Having been appointed to a wide range of commercial projects in our history, we’re well aware of our clients’ key objectives – namely maximising space, maintaining key design elements and minimising construction costs, all while providing the most appropriate level of fire safety for a property and its occupants.
By taking a considered, engineered approach, it’s possible to satisfy all of these requirements, while providing a smoke ventilation solution that is sensitive to the building’s layout and structure.
Under Approved Document B (ADB),the section of the Building Regulations 2010 that covers the requirements of fire safety, any office in which the top floor is more than 11m above ground level requires two staircases to provide suitable escape in the event of fire.
ADB also calls for buildings that feature a top height of 18m or more to include a firefighting shaft with a firefighting lift and ventilated lobby. The simplest option to ventilate the firefighting lobby consists of an external 1.5m2 window which can be manually opened by the attending fire service to allow the extraction of smoke from the lobby.
In cases where the building’s structure means that the firefighting shaft does not include an external wall, natural smoke shafts can provide ventilation, with a 3m² shaft required, accompanied by 1.5m² openings onto each of the building’s floors.
By taking an engineered approach to fire design it’s possible to make significant cost and space savings, for instance by removing secondary staircases from the building’s design. As a second staircase may significantly intrude on the building’s floor plate, its removal can make a project more commercially viable for the client, making it important to consider this alternative method.
A further space-saving technique is the inclusion of pressurisation systems.

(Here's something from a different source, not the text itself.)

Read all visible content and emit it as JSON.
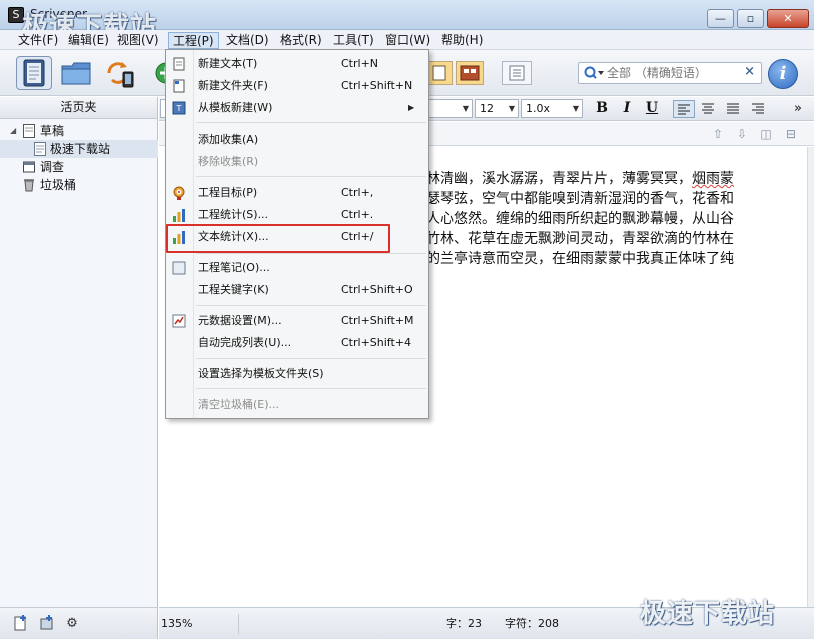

In the case of properties over 11m in height, such systems are an industry recognised solution for means of escape purposes only, however, where the building stands at over 18m in height the pressurisation system must be enhanced to also aid in firefighting operations, protecting the firefighting shaft from smoke ingress.
As the design requirements for pressurisation systems are outlined in BS EN 12101 Part 6, their use can easily be justified through the submission of calculations which demonstrate their effectiveness.
While the inclusion of pressurisation systems within a design can allow clients to gain additional floor area than if a natural system was used, they also have higher initial costs and are more complicated to install and commission, meaning that the cost of initial installation needs to be weighed against the commercial benefit from increased area gain.
An alternative solution is a mechanical ventilation system. These operate similarly to natural smoke shafts and protect the property’s staircase, but are less costly and generally require less equipment than pressurisation systems, saving on installation costs and generating more revenue by maximising available space.
However, as the use of mechanical ventilation systems is an engineered, rather than code compliant solution, there is greater risk involved. Each installation must be considered on an individual project basis, with computational fluid dynamics (CFD) modelling analysis being submitted to building control with a supporting report to justify the mechanical smoke ventilation system design.
Despite this, mechanical systems offer both the aforementioned space saving benefits without the complicated installation and expensive system costs associated with pressurisation systems, making mechanical smoke venting one of the most popular choices for commercial projects where space is at a premium.
By involving an experienced smoke ventilation contractor from the early stages of a commercial project, developers can ensure that both their client’s objectives will be met, and that the building is provided with the most appropriate fire safety systems possible.